Monday, August 22, 2011

The Food Man/The Food Lady

Chickens are ravenous beasts. They would have you believe that they are starving to death every time you come around with food. That's just because they know we're suckers. Because we are.

My husband and I joke that the chickens refer to us as The Food Man and The Food Lady because that's all we're good for. As soon as our chickens hear the back door open, they start pecking at the hardware cloth on the door of their pen and fighting to be the one in front when we get out there. Every morning before I head out to my day job, I bring them a treat. It usually consists of a variety of scraps or, sometimes, when I don't have any good leftovers or something they'll like (they can be picky little divas about their food), I bring them a piece of bread. When I unlock the door and start to open it, I have to shoo them back so I can toss them the treats or put treats in their suet feeder - the suet feeder was a great idea. At 7:30 in the morning, I'm not trying to have to chase them back into the pen after having only five or ten minutes of forage time (they do not like to cooperate when they don't think they're getting their way, which is more diva attitude I'm afraid). I generally step inside the run (it's around 8 feet high, so I can easily walk around in there) blocking the door and throw some treats on the ground while I check out everyone and say my good mornings. The girls generally are looking for me when I head out the back door and will let me know if I'm running late by making some inpatient squawking noises. They know when it's time for The Food Lady to make an appearance.

God forbid I go out to check for eggs without a treat. They make me feel horrible about myself, like I'm a bad chicken mommy. They'll do their clucking and clamoring to be front in line at the pen's door, but when it becomes obvious that you aren't there to let them out of give them treats, they start making mean noises. I swear they get mean look on their faces too! If it's possible for chickens to furrow their brow, mine do it.

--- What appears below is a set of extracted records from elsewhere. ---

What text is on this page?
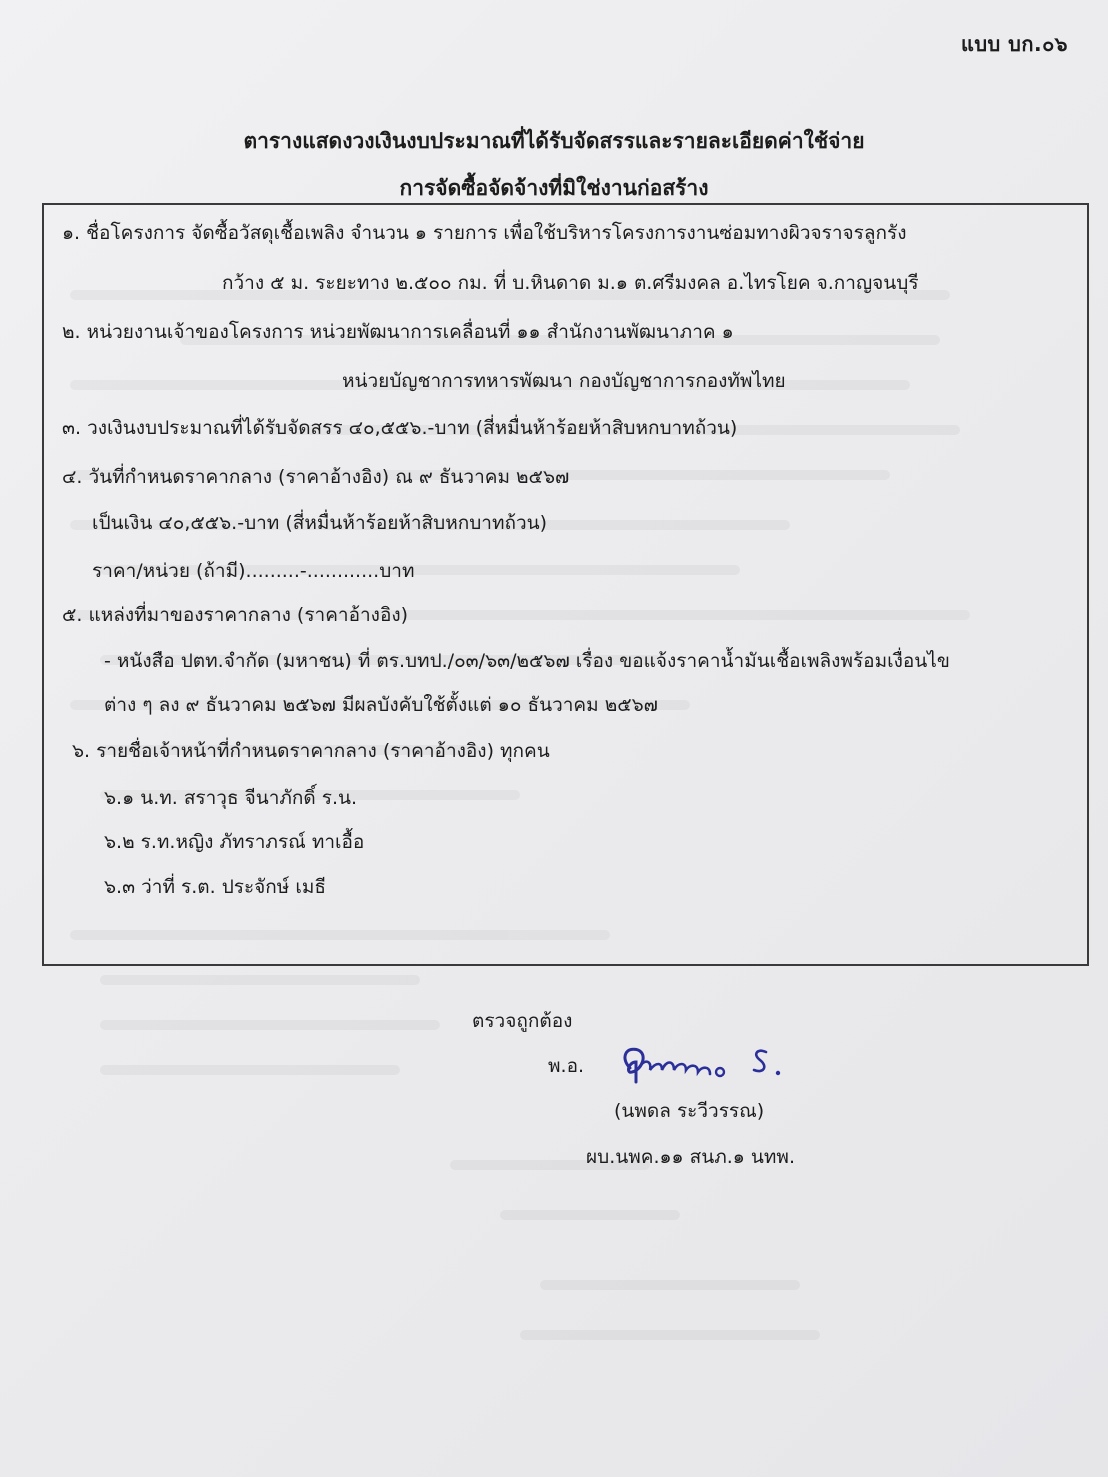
แบบ บก.๐๖
ตารางแสดงวงเงินงบประมาณที่ได้รับจัดสรรและรายละเอียดค่าใช้จ่าย
การจัดซื้อจัดจ้างที่มิใช่งานก่อสร้าง
๑. ชื่อโครงการ จัดซื้อวัสดุเชื้อเพลิง จำนวน ๑ รายการ เพื่อใช้บริหารโครงการงานซ่อมทางผิวจราจรลูกรัง
กว้าง ๕ ม. ระยะทาง ๒.๕๐๐ กม. ที่ บ.หินดาด ม.๑ ต.ศรีมงคล อ.ไทรโยค จ.กาญจนบุรี
๒. หน่วยงานเจ้าของโครงการ หน่วยพัฒนาการเคลื่อนที่ ๑๑ สำนักงานพัฒนาภาค ๑
หน่วยบัญชาการทหารพัฒนา กองบัญชาการกองทัพไทย
๓. วงเงินงบประมาณที่ได้รับจัดสรร ๔๐,๕๕๖.-บาท (สี่หมื่นห้าร้อยห้าสิบหกบาทถ้วน)
๔. วันที่กำหนดราคากลาง (ราคาอ้างอิง) ณ ๙ ธันวาคม ๒๕๖๗
เป็นเงิน ๔๐,๕๕๖.-บาท (สี่หมื่นห้าร้อยห้าสิบหกบาทถ้วน)
ราคา/หน่วย (ถ้ามี).........-............บาท
๕. แหล่งที่มาของราคากลาง (ราคาอ้างอิง)
- หนังสือ ปตท.จำกัด (มหาชน) ที่ ตร.บทป./๐๓/๖๓/๒๕๖๗ เรื่อง ขอแจ้งราคาน้ำมันเชื้อเพลิงพร้อมเงื่อนไข
ต่าง ๆ ลง ๙ ธันวาคม ๒๕๖๗ มีผลบังคับใช้ตั้งแต่ ๑๐ ธันวาคม ๒๕๖๗
๖. รายชื่อเจ้าหน้าที่กำหนดราคากลาง (ราคาอ้างอิง) ทุกคน
๖.๑ น.ท. สราวุธ จีนาภักดิ์ ร.น.
๖.๒ ร.ท.หญิง ภัทราภรณ์ ทาเอื้อ
๖.๓ ว่าที่ ร.ต. ประจักษ์ เมธี
ตรวจถูกต้อง
พ.อ.
(นพดล ระวีวรรณ)
ผบ.นพค.๑๑ สนภ.๑ นทพ.
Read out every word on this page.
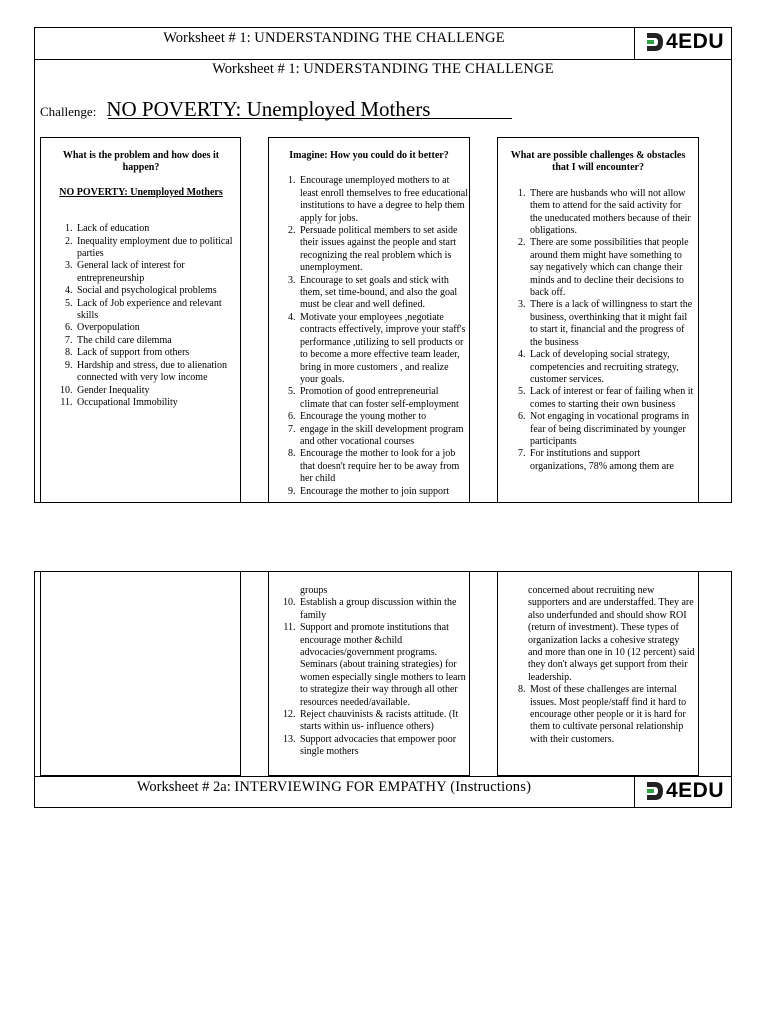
Worksheet # 1: UNDERSTANDING THE CHALLENGE	4EDU
Worksheet # 1: UNDERSTANDING THE CHALLENGE
Challenge: NO POVERTY: Unemployed Mothers
What is the problem and how does it happen?
NO POVERTY: Unemployed Mothers
1. Lack of education
2. Inequality employment due to political parties
3. General lack of interest for entrepreneurship
4. Social and psychological problems
5. Lack of Job experience and relevant skills
6. Overpopulation
7. The child care dilemma
8. Lack of support from others
9. Hardship and stress, due to alienation connected with very low income
10. Gender Inequality
11. Occupational Immobility
Imagine: How you could do it better?
1. Encourage unemployed mothers to at least enroll themselves to free educational institutions to have a degree to help them apply for jobs.
2. Persuade political members to set aside their issues against the people and start recognizing the real problem which is unemployment.
3. Encourage to set goals and stick with them, set time-bound, and also the goal must be clear and well defined.
4. Motivate your employees ,negotiate contracts effectively, improve your staff's performance ,utilizing to sell products or to become a more effective team leader, bring in more customers , and realize your goals.
5. Promotion of good entrepreneurial climate that can foster self-employment
6. Encourage the young mother to
7. engage in the skill development program and other vocational courses
8. Encourage the mother to look for a job that doesn't require her to be away from her child
9. Encourage the mother to join support
What are possible challenges & obstacles that I will encounter?
1. There are husbands who will not allow them to attend for the said activity for the uneducated mothers because of their obligations.
2. There are some possibilities that people around them might have something to say negatively which can change their minds and to decline their decisions to back off.
3. There is a lack of willingness to start the business, overthinking that it might fail to start it, financial and the progress of the business
4. Lack of developing social strategy, competencies and recruiting strategy, customer services.
5. Lack of interest or fear of failing when it comes to starting their own business
6. Not engaging in vocational programs in fear of being discriminated by younger participants
7. For institutions and support organizations, 78% among them are

groups

10. Establish a group discussion within the family
11. Support and promote institutions that encourage mother &child advocacies/government programs. Seminars (about training strategies) for women especially single mothers to learn to strategize their way through all other resources needed/available.
12. Reject chauvinists & racists attitude. (It starts within us- influence others)
13. Support advocacies that empower poor single mothers

concerned about recruiting new supporters and are understaffed. They are also underfunded and should show ROI (return of investment). These types of organization lacks a cohesive strategy and more than one in 10 (12 percent) said they don't always get support from their leadership.

8. Most of these challenges are internal issues. Most people/staff find it hard to encourage other people or it is hard for them to cultivate personal relationship with their customers.
Worksheet # 2a: INTERVIEWING FOR EMPATHY (Instructions)	4EDU
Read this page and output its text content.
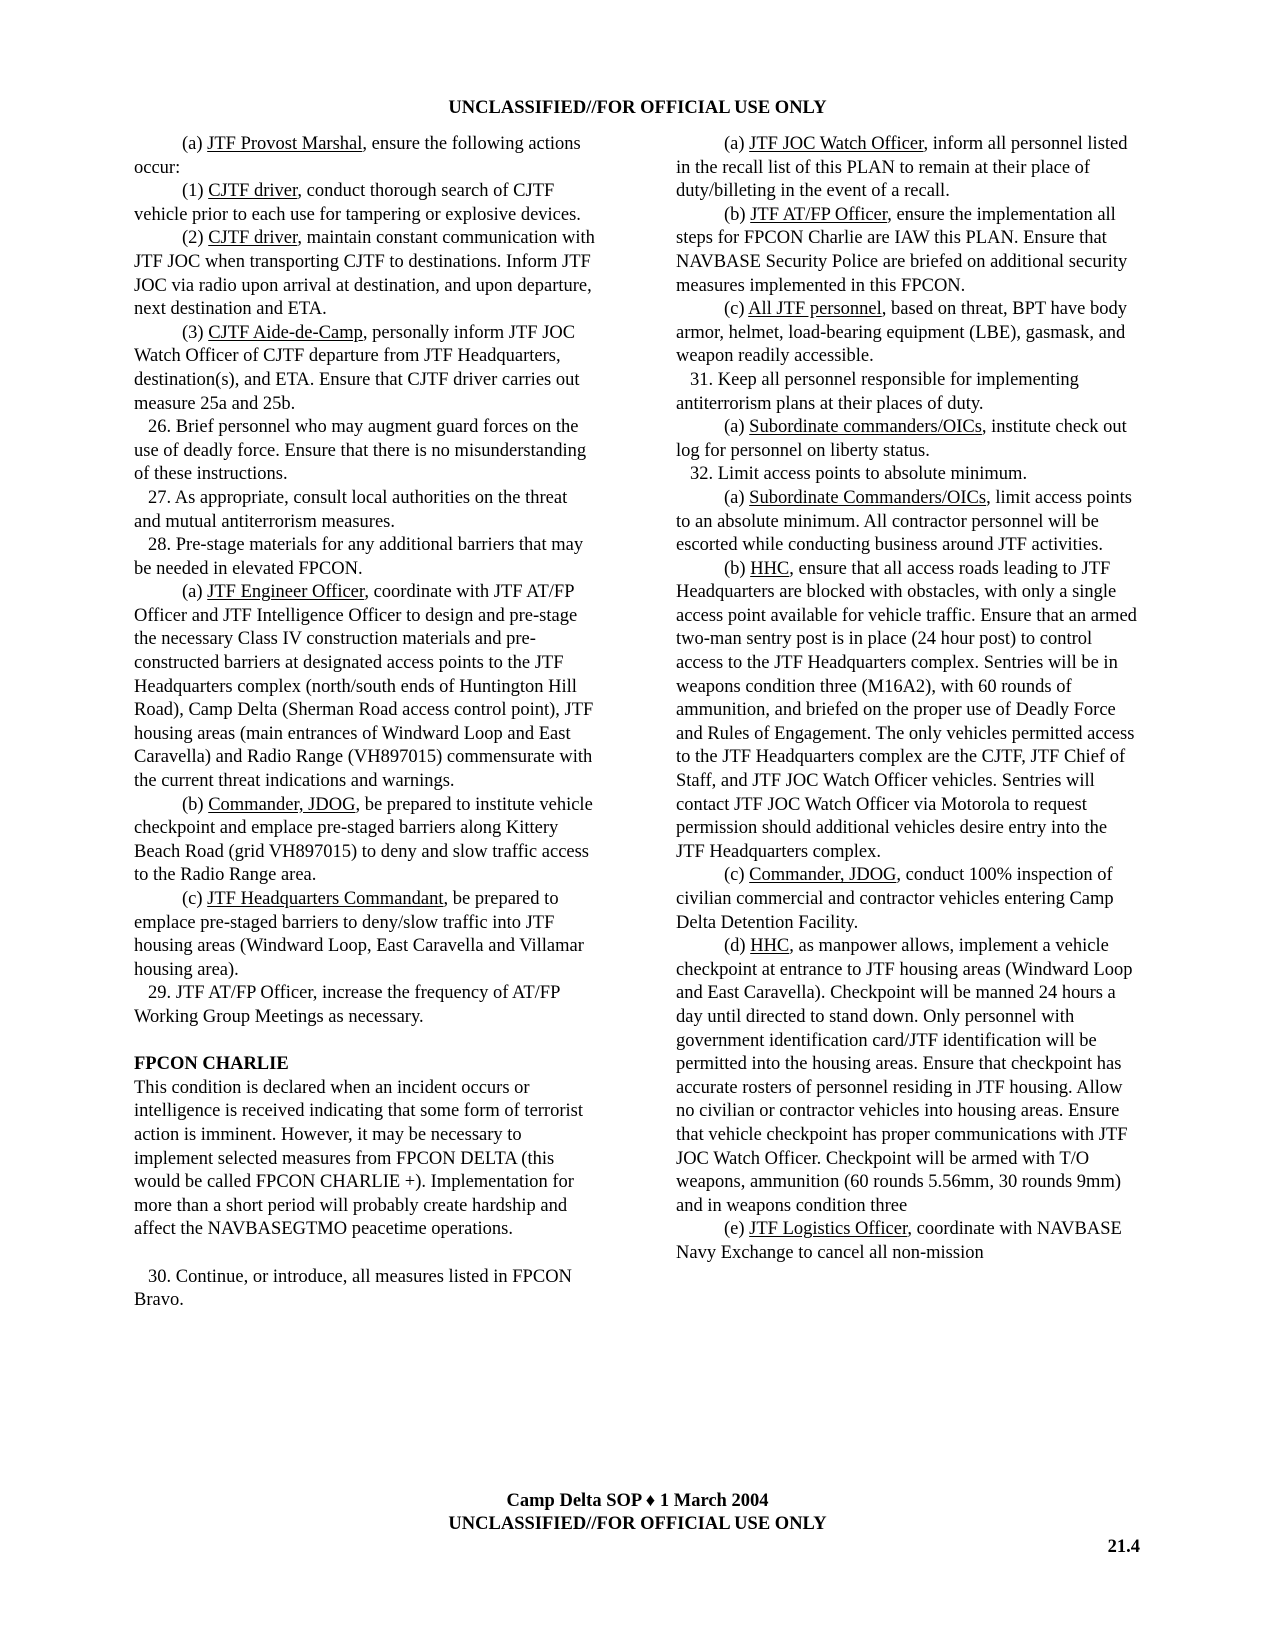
UNCLASSIFIED//FOR OFFICIAL USE ONLY

(a) JTF Provost Marshal, ensure the following actions occur:

(1) CJTF driver, conduct thorough search of CJTF vehicle prior to each use for tampering or explosive devices.

(2) CJTF driver, maintain constant communication with JTF JOC when transporting CJTF to destinations. Inform JTF JOC via radio upon arrival at destination, and upon departure, next destination and ETA.

(3) CJTF Aide-de-Camp, personally inform JTF JOC Watch Officer of CJTF departure from JTF Headquarters, destination(s), and ETA. Ensure that CJTF driver carries out measure 25a and 25b.

26. Brief personnel who may augment guard forces on the use of deadly force. Ensure that there is no misunderstanding of these instructions.

27. As appropriate, consult local authorities on the threat and mutual antiterrorism measures.

28. Pre-stage materials for any additional barriers that may be needed in elevated FPCON.

(a) JTF Engineer Officer, coordinate with JTF AT/FP Officer and JTF Intelligence Officer to design and pre-stage the necessary Class IV construction materials and pre-constructed barriers at designated access points to the JTF Headquarters complex (north/south ends of Huntington Hill Road), Camp Delta (Sherman Road access control point), JTF housing areas (main entrances of Windward Loop and East Caravella) and Radio Range (VH897015) commensurate with the current threat indications and warnings.

(b) Commander, JDOG, be prepared to institute vehicle checkpoint and emplace pre-staged barriers along Kittery Beach Road (grid VH897015) to deny and slow traffic access to the Radio Range area.

(c) JTF Headquarters Commandant, be prepared to emplace pre-staged barriers to deny/slow traffic into JTF housing areas (Windward Loop, East Caravella and Villamar housing area).

29. JTF AT/FP Officer, increase the frequency of AT/FP Working Group Meetings as necessary.

FPCON CHARLIE

This condition is declared when an incident occurs or intelligence is received indicating that some form of terrorist action is imminent. However, it may be necessary to implement selected measures from FPCON DELTA (this would be called FPCON CHARLIE +). Implementation for more than a short period will probably create hardship and affect the NAVBASEGTMO peacetime operations.

30. Continue, or introduce, all measures listed in FPCON Bravo.

(a) JTF JOC Watch Officer, inform all personnel listed in the recall list of this PLAN to remain at their place of duty/billeting in the event of a recall.

(b) JTF AT/FP Officer, ensure the implementation all steps for FPCON Charlie are IAW this PLAN. Ensure that NAVBASE Security Police are briefed on additional security measures implemented in this FPCON.

(c) All JTF personnel, based on threat, BPT have body armor, helmet, load-bearing equipment (LBE), gasmask, and weapon readily accessible.

31. Keep all personnel responsible for implementing antiterrorism plans at their places of duty.

(a) Subordinate commanders/OICs, institute check out log for personnel on liberty status.

32. Limit access points to absolute minimum.

(a) Subordinate Commanders/OICs, limit access points to an absolute minimum. All contractor personnel will be escorted while conducting business around JTF activities.

(b) HHC, ensure that all access roads leading to JTF Headquarters are blocked with obstacles, with only a single access point available for vehicle traffic. Ensure that an armed two-man sentry post is in place (24 hour post) to control access to the JTF Headquarters complex. Sentries will be in weapons condition three (M16A2), with 60 rounds of ammunition, and briefed on the proper use of Deadly Force and Rules of Engagement. The only vehicles permitted access to the JTF Headquarters complex are the CJTF, JTF Chief of Staff, and JTF JOC Watch Officer vehicles. Sentries will contact JTF JOC Watch Officer via Motorola to request permission should additional vehicles desire entry into the JTF Headquarters complex.

(c) Commander, JDOG, conduct 100% inspection of civilian commercial and contractor vehicles entering Camp Delta Detention Facility.

(d) HHC, as manpower allows, implement a vehicle checkpoint at entrance to JTF housing areas (Windward Loop and East Caravella). Checkpoint will be manned 24 hours a day until directed to stand down. Only personnel with government identification card/JTF identification will be permitted into the housing areas. Ensure that checkpoint has accurate rosters of personnel residing in JTF housing. Allow no civilian or contractor vehicles into housing areas. Ensure that vehicle checkpoint has proper communications with JTF JOC Watch Officer. Checkpoint will be armed with T/O weapons, ammunition (60 rounds 5.56mm, 30 rounds 9mm) and in weapons condition three

(e) JTF Logistics Officer, coordinate with NAVBASE Navy Exchange to cancel all non-mission

Camp Delta SOP ♦ 1 March 2004
UNCLASSIFIED//FOR OFFICIAL USE ONLY
21.4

Whenever my husband or I got out to let the chickens free-range in the backyard, we bring treats. Again, it's usually a variety of leftovers and tidbits from the kitchen that we know they'll like. Favorite things include bread, rice, tomatoes, cooked pasta, meat (they are lovers or pork and beef), melon, cooked or uncooked squash, and pizza crust. Generally, we throw some pieces of whatever we've got on the ground when we first let them into the yard. A few of our girls will head out to their favorite forage spots once the initial treats are gone, but a few stick around to make sure you aren't hoarding any other delicious food items, which we usually do. We had to start bringing out a container with a lid so we could keep the chickens out of whatever we have left. See, we keep a little on hand to help coax everyone back into the run when free time is over. At one point Pouncey became hip to our jive and started jumping onto the table in the backyard and eating off of the plate or out of the bowl that held the bribe. Then Bossy followed suit. Neither hen is easily dissuaded. Hence the container with a lid.

One thing I did not expect when we got chickens was how much they have their own tastes. I assumed all chickens liked the same things. You can throw anything out for them to eat and some of them will look at you like you're crazy while others are gobbling it down. Our biggest diva, Bossy, is probably our pickiest eater. She likes carbs - bread, rolls, rice, pita, pizza crust. She does not appreciate new things and will not "take one small bite," which we tell our four-year-old son when there are new things on the dinner table. She hates squash and hard boiled eggs and nectarines...and the list goes on. Two of our hens are in the middle in terms of pickiness: Pouncey and Erickson. Occasionally they will pass on something, usually types of squash or eggplant, in order to grab up all the rice or breadcrumbs, but they'll usually get in on whatever action there is to be had. The babies, our nine-week-old Japanese/Old English Game bantams, are also moderately picky eaters. They'll eat most anything, but do favor some foods over others. Finally there's Ochocinco. She is a garbage disposal. We should have named her piglet because she likes to eat and she's not picky. If it's edible, I cannot imagine her turning it down.

It's not a bad job being The Food Lady. It's probably my favorite part of being a chicken mommy. Chickens love treats and if you have some, they love you too.  Plus, our girls will take treats out of your hand and I love it. I'm not above bribery to make them like me.